Credit card churners mean lost money for the credit card company. In this analysis, I used a data set of existing and past customers to find what the churners had in common. With that information, I could find the group of people within the existing client base that is most likely to churn their credit card.
This dataset consists of customer information, with a total of 21 variables and 10,127 observations. On the dataset's kaggle page, churning is defined simply as cancelling or attriting the credit card. The definitions of the variable names are as follows:
|Clientnum||Num||Client number. Unique identifier for the customer holding the account|
|Attrition_Flag||char||Internal event (customer activity) variable - if the account is closed then 1 else 0|
|Customer_Age||Num||Demographic variable - Customer's Age in Years|
|Gender||Char||Demographic variable - M=Male, F=Female|
|Dependent_count||Num||Demographic variable - Number of dependents|
|Education_Level||Char||Demographic variable - Educational Qualification of the account holder (example: high school, college graduate, etc.)|
|Marital_Status||Char||Demographic variable - Married, Single, Unknown|
|Income_Category||Char||Demographic variable - Annual Income Category of the account holder (< $40K, $40K - 60K, $60K - $80K, $80K-$120K, > $120K, Unknown)|
|Card_Category||Char||Product Variable - Type of Card (Blue, Silver, Gold, Platinum)|
|Months_on_book||Num||Months on book (Time of Relationship)|
|Total_Relationship_Count||Num||Total no. of products held by the customer|
|Months_Inactive_12_mon||Num||No. of months inactive in the last 12 months|
|Contacts_Count_12_mon||Num||No. of Contacts in the last 12 months|
|Credit_Limit||Num||Credit Limit on the Credit Card|
|Total_Revolving_Bal||Num||Total Revolving Balance on the Credit Card|
|Avg_Open_To_Buy||Num||Open to Buy Credit Line (Average of last 12 months)|
|Total_Amt_Chng_Q4_Q1||Num||Change in Transaction Amount (Q4 over Q1)|
|Total_Trans_Amt||Num||Total Transaction Amount (Last 12 months)|
|Total_Trans_Ct||Num||Total Transaction Count (Last 12 months)|
|Total_Ct_Chng_Q4_Q1||Num||Change in Transaction Count (Q4 over Q1)|
|Avg_Utilization_Ratio||Num||Average Card Utilization Ratio|
Data Exploration & Cleaning
Before beginning any kind of data exploration or analysis, I changed all the "Unknown" values to be recognized as null values in python. I also removed 2 columns of irrelevant data. After that, I split the data into 2 tables, attrited customers and existing customers using the "Attrition_Flag" variable. The attrited customer table and existing customer table had 1,627 and 8,500 observations, respectively.
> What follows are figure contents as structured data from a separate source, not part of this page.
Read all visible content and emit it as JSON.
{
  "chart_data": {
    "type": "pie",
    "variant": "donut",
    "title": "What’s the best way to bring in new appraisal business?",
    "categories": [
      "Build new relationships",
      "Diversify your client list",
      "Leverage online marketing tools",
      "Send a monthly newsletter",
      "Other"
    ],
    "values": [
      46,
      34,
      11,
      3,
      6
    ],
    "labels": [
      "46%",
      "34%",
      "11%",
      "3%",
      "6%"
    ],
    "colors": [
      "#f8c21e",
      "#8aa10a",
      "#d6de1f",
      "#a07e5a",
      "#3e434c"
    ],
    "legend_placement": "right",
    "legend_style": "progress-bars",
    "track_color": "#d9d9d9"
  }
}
I created histograms for the 11 categorical variables and 8 numerical variables in the 2 new tables and compared the peaks and trends.
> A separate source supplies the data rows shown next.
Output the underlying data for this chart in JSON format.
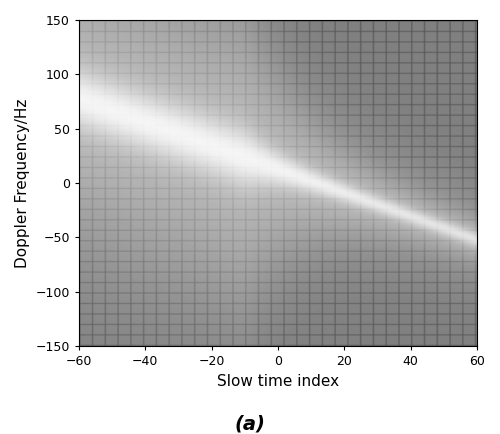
{
  "xlim": [
    -60,
    60
  ],
  "ylim": [
    -150,
    150
  ],
  "xlabel": "Slow time index",
  "ylabel": "Doppler Frequency/Hz",
  "xlabel_fontsize": 11,
  "ylabel_fontsize": 11,
  "xticks": [
    -60,
    -40,
    -20,
    0,
    20,
    40,
    60
  ],
  "yticks": [
    -150,
    -100,
    -50,
    0,
    50,
    100,
    150
  ],
  "caption": "(a)",
  "caption_fontsize": 14,
  "figsize": [
    5.0,
    4.34
  ],
  "dpi": 100,
  "bg_gray": 0.5,
  "grid_dark": 0.35,
  "grid_cols": 30,
  "grid_rows": 30,
  "line_slope": -1.08,
  "line_intercept": 12.0,
  "sigma_core": 2.0,
  "sigma_mid": 7.0,
  "sigma_broad": 20.0,
  "streak_start_x": -60,
  "streak_end_x": 60,
  "fan_sigma_x": 15.0,
  "fan_x_center": -45
}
The data visualizations showed me that the categorical data did not vary between the attrited and existing customers considerably. However, some histograms of the numerical variables followed different trends and peaked at different points between the 2 tables. These variables were considered the dependent variables of becoming an attrited customer. Those variables and their peaks are as follows:
To confirm that the attrited customers would fall at these values, I created scatterplots between each variable.
Results & Conclusion
With confirmation that the peaks showed the points of the attrited customers, I determined that existing customers that fell within the same areas on the scatterplots would also have a high likelihood of attriting. I filtered out the existing customers that fell within a standard deviation of all the peak values. The result was a table of 202 customers that were the most likely to attrit their credit cards.
This table allows the credit card company to use their resources more efficiently. By targeting these 202 card holders, instead of going through the entire list of 8,500 existing customers, the company has a higher chance of contacting customers before they attrit and retain them.
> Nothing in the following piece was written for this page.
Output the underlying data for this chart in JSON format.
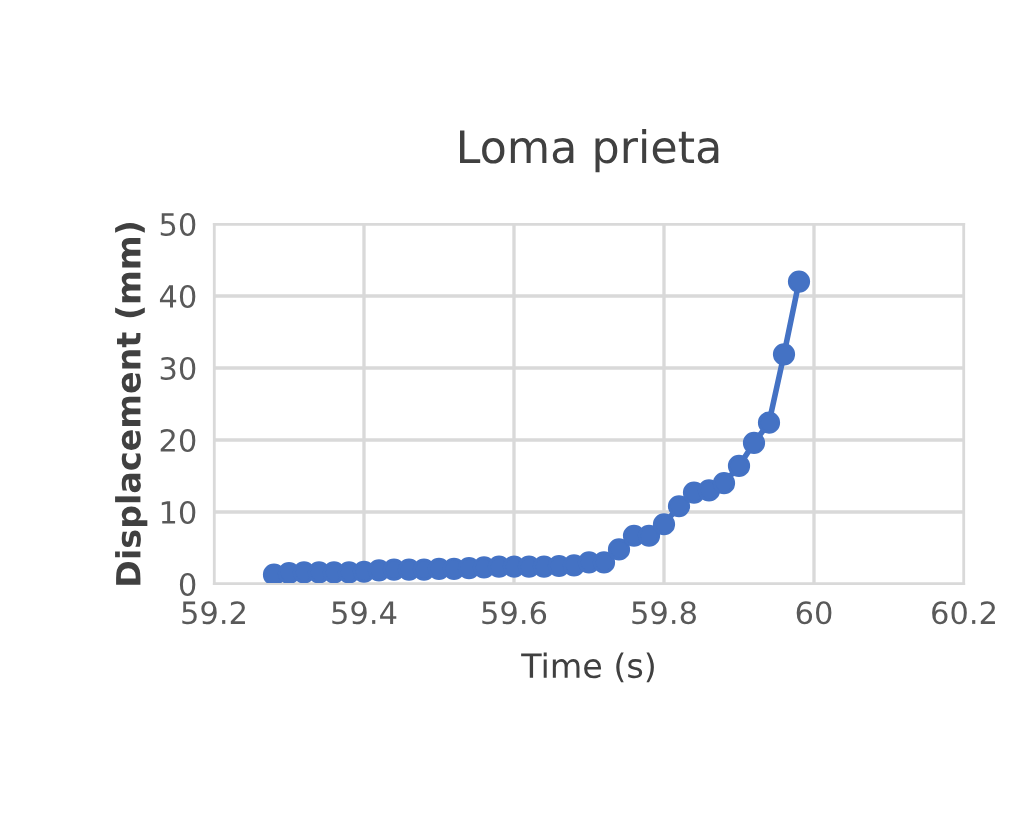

Using this method, a larger or smaller scope of customers can be found if I filter by more or less than the standard deviation. This can increase efficiency even more, by targeting the customers with the highest likelihood of attriting first and contacting more relevant customers as the company deems necessary.
Challenges & Future Work
Originally, I was going to find the credit card churners based on a stricter definition. They would be customers who apply for credit cards to only get the rewards and bonuses. Once they receive and use them, the customer would cancel the credit card. In an effort to spend as little money as possible, the customer would also have a zero or near zero total revolving balance.
A group of credit card churners would cost the company a lot of money. If I could compare the dataset of credit card churners to the other customer dataset, I could predict who in the existing customer group is a churner or even who is a churner among the credit card applicants. Unfortunately, the dataset does not provide sufficient information to find this group. I would need the total revolving balance for the entire relationship with the bank and all data on rewards and bonuses.
Moving forward, I would gather the required data and do a more focused credit card churner prediction.